Researchers at IBM are exploring new technologies and devices, scientific breakthroughs, and completely new ways of thinking about food safety and security, resource optimization, and waste and plastic management:
1. Digital twins to improve crop efficiency
“It is estimated that by the end of this century the population will grow by 45 percent, while farmable land has decreased by 20 percent,” Castán explained. Against this background, the client lead at IBM recalled that societal productivity has seen a notable improvement in recent years and will continue doing so thanks to technology and a resource that is now more available to us than ever before: “Data will enable us to produce more, better quality, and more efficiently.”
This will be possible thanks to the application of digital twins to agriculture. Digital twins are virtual replicas of physical models, and they will facilitate making forecasts about how crops will react over the course of the planting and harvesting processes. By collecting data in real-time, it will be possible to determine which plants can best capture the energy of the sun or CO2 or even absorb more nutrients.
2. An intelligent and traceable supply chain
Each year in Spain, seven million tons of food, mainly fruits and vegetables, go to waste. According to IBM, this is partly due to the fact that the different players along the production and supply chain do not have visibility of future demand and “the decisions they make are based on incomplete information.”

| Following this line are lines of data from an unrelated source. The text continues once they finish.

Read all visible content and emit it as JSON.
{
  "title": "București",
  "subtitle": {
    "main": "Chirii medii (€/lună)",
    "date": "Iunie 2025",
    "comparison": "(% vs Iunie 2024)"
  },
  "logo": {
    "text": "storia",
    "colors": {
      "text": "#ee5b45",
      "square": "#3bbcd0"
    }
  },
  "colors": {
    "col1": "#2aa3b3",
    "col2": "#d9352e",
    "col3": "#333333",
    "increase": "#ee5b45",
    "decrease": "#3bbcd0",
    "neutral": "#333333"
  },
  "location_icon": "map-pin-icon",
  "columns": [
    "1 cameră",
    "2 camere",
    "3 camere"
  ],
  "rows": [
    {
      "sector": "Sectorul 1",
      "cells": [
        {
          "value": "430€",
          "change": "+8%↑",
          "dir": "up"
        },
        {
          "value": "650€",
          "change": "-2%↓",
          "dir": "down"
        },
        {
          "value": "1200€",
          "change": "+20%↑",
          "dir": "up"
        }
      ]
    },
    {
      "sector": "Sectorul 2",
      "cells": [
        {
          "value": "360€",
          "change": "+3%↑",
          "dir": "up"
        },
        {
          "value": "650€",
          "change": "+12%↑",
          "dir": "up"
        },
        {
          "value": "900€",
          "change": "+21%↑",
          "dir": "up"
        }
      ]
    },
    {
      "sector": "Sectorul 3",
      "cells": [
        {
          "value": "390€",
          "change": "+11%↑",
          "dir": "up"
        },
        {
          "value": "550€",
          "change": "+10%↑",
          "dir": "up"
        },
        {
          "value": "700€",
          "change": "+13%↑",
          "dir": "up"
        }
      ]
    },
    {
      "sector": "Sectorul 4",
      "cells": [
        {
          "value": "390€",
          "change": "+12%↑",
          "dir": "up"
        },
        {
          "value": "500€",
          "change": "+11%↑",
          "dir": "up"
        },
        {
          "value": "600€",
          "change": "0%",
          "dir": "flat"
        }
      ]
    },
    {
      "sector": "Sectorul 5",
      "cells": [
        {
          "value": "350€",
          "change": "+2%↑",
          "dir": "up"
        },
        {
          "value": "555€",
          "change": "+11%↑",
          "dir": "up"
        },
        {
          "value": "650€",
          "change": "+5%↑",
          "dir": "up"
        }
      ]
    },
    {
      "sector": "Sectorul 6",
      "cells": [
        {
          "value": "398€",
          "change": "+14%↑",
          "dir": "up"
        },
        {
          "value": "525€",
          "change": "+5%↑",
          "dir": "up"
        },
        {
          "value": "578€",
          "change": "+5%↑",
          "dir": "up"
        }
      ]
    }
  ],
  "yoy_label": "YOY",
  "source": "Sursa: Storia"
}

This situation will change in the next five years thanks to the use of blockchain. It will be possible to eliminate the unknowns from the supply chain, basing production on what will be sold the following year. Transportation companies and grocers will be able to adapt their services to the production processes, thus ensuring produce reaches the kitchen as fresh as possible.
3. Using big data to understand food’s DNA
Once produce has been harvested and transported, it is time for it to hit the supermarket shelf. But throughout the steps of the process, our food can be exposed to microbes that can potentially make it unsafe to consume.
This is why IBM laboratories are working on a large genome database from which it will be possible via machine learning techniques to predict how foods evolve as they travel over the supply chain and what impact this evolution could have on consumers. Thanks to these advances, “in the next five years we will be able to understand how all these microbes coexist and interact,” Castán explained.
4. A detective in your kitchen, in pursuit of microbes
Building on from the previous concept, home technology will take us even further: specifically to the kitchen where we will have full control over our food at the time of consumption. To achieve this, IBM has developed optical devices that, installed in a mobile phone — or in the future on a knife or even a cutting board — could act as a warning mechanism about the quality of foods to be consumed. This technology will effortlessly and in real time facilitate the identification and analysis of contaminants found in food.
5. New plastic recycling systems
Eight million metric tons of plastic find their way into our oceans each year, and by 2050 it is estimated that there will be more plastic in the oceans than fish.
In addition to measures to reduce daily plastic consumption, Castán discussed the work IBM is undertaking to develop new systems to tackle one of the biggest challenges that limits the effectiveness of present-day recycling mechanisms: the fact that only about 10 percent of the most common plastics used daily, polyethylene terephthalate or PET, is recycled.
The IBM plastic recycling solution uses a chemical process with a volatile catalyst, VolCat, which completely breaks down various colors of plastic, dirty or clean, converting it into a powder (called a monomer) that is fit for recycling. One hundred percent of the monomer derived from the process can be converted into new plastic.
In short, Castán stressed the responsibility of both people, governments, and large corporations such as IBM, when working to solve the problems that occur throughout the entire food production cycle and thus favor a more sustainable future.. "It is on this cycle that we want to act and understand how technology can help us," he concluded.